How to Mitigate CVE-2024-20451
Immediate Actions Required
- Restrict access to the web-based management interface of SPA300 and SPA500 phones to a dedicated management VLAN with strict access control lists.
- Block inbound HTTP and HTTPS traffic to phone IP addresses from user, guest, and untrusted network segments.
- Inventory all SPA300 and SPA500 Series devices and plan replacement, since these models are end-of-life and will not receive a fix.
Patch Information
Cisco has not released and does not plan to release software updates that address this vulnerability for the affected SPA300 and SPA500 Series IP Phones, as these products have entered the end-of-life process. Customers are advised to migrate to supported Cisco IP phone platforms. Consult the Cisco Security Advisory cisco-sa-spa-http-vulns-RJZmX2Xz for migration guidance.
Workarounds
- Disable the web-based management interface on affected phones where the deployment workflow allows configuration to be managed via provisioning files only.
- Enforce firewall rules at the access layer that permit management traffic to phones only from authorized administrator workstations.
- Place IP phones on an isolated voice VLAN that prevents lateral HTTP traffic from endpoints sharing the data network.

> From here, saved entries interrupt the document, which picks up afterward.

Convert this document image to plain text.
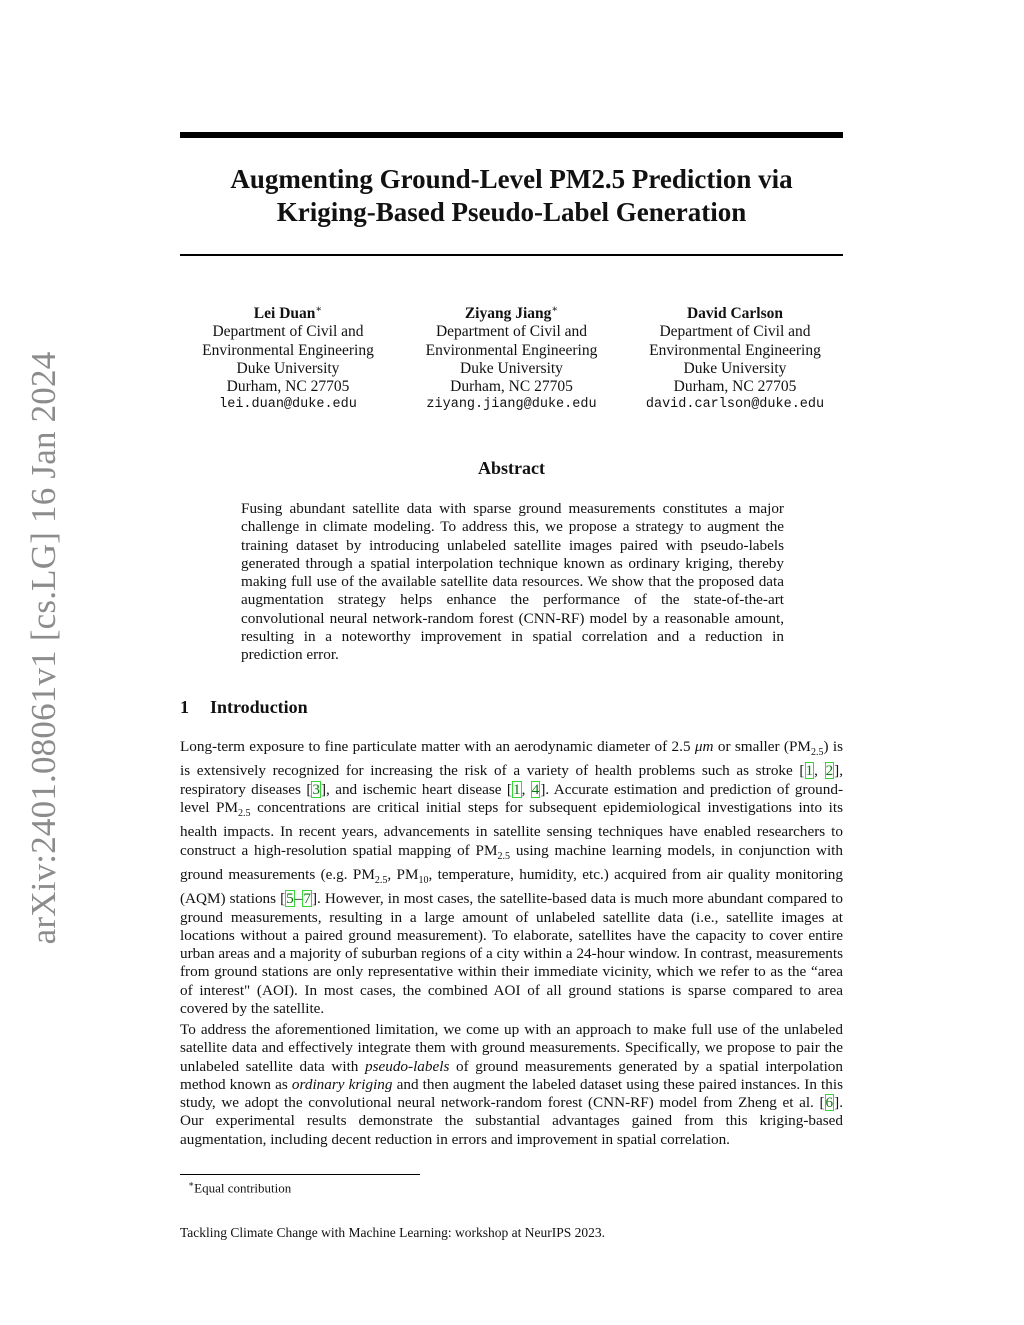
arXiv:2401.08061v1 [cs.LG] 16 Jan 2024
Augmenting Ground-Level PM2.5 Prediction via
Kriging-Based Pseudo-Label Generation
Lei Duan∗
Department of Civil and
Environmental Engineering
Duke University
Durham, NC 27705
lei.duan@duke.edu
Ziyang Jiang∗
Department of Civil and
Environmental Engineering
Duke University
Durham, NC 27705
ziyang.jiang@duke.edu
David Carlson
Department of Civil and
Environmental Engineering
Duke University
Durham, NC 27705
david.carlson@duke.edu
Abstract

Fusing abundant satellite data with sparse ground measurements constitutes a major challenge in climate modeling. To address this, we propose a strategy to augment the training dataset by introducing unlabeled satellite images paired with pseudo-labels generated through a spatial interpolation technique known as ordinary kriging, thereby making full use of the available satellite data resources. We show that the proposed data augmentation strategy helps enhance the performance of the state-of-the-art convolutional neural network-random forest (CNN-RF) model by a reasonable amount, resulting in a noteworthy improvement in spatial correlation and a reduction in prediction error.

1 Introduction

Long-term exposure to fine particulate matter with an aerodynamic diameter of 2.5 μm or smaller $(PM_{2.5})$ is is extensively recognized for increasing the risk of a variety of health problems such as stroke [1, 2], respiratory diseases [3], and ischemic heart disease [1, 4]. Accurate estimation and prediction of ground-level $PM_{2.5}$ concentrations are critical initial steps for subsequent epidemiological investigations into its health impacts. In recent years, advancements in satellite sensing techniques have enabled researchers to construct a high-resolution spatial mapping of $PM_{2.5}$ using machine learning models, in conjunction with ground measurements (e.g. $PM_{2.5}$, $PM_{10}$, temperature, humidity, etc.) acquired from air quality monitoring (AQM) stations [5–7]. However, in most cases, the satellite-based data is much more abundant compared to ground measurements, resulting in a large amount of unlabeled satellite data (i.e., satellite images at locations without a paired ground measurement). To elaborate, satellites have the capacity to cover entire urban areas and a majority of suburban regions of a city within a 24-hour window. In contrast, measurements from ground stations are only representative within their immediate vicinity, which we refer to as the “area of interest" (AOI). In most cases, the combined AOI of all ground stations is sparse compared to area covered by the satellite.

To address the aforementioned limitation, we come up with an approach to make full use of the unlabeled satellite data and effectively integrate them with ground measurements. Specifically, we propose to pair the unlabeled satellite data with pseudo-labels of ground measurements generated by a spatial interpolation method known as ordinary kriging and then augment the labeled dataset using these paired instances. In this study, we adopt the convolutional neural network-random forest (CNN-RF) model from Zheng et al. [6]. Our experimental results demonstrate the substantial advantages gained from this kriging-based augmentation, including decent reduction in errors and improvement in spatial correlation.

∗Equal contribution

Tackling Climate Change with Machine Learning: workshop at NeurIPS 2023.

# Example access control list restricting HTTP/HTTPS to phone management interface
# Replace 10.10.20.0/24 with your phone subnet and 10.10.99.10 with your admin host
access-list 150 permit tcp host 10.10.99.10 10.10.20.0 0.0.0.255 eq 80
access-list 150 permit tcp host 10.10.99.10 10.10.20.0 0.0.0.255 eq 443
access-list 150 deny tcp any 10.10.20.0 0.0.0.255 eq 80
access-list 150 deny tcp any 10.10.20.0 0.0.0.255 eq 443
access-list 150 permit ip any any
Disclaimer: This content was generated using AI. While we strive for accuracy, please verify critical information with official sources.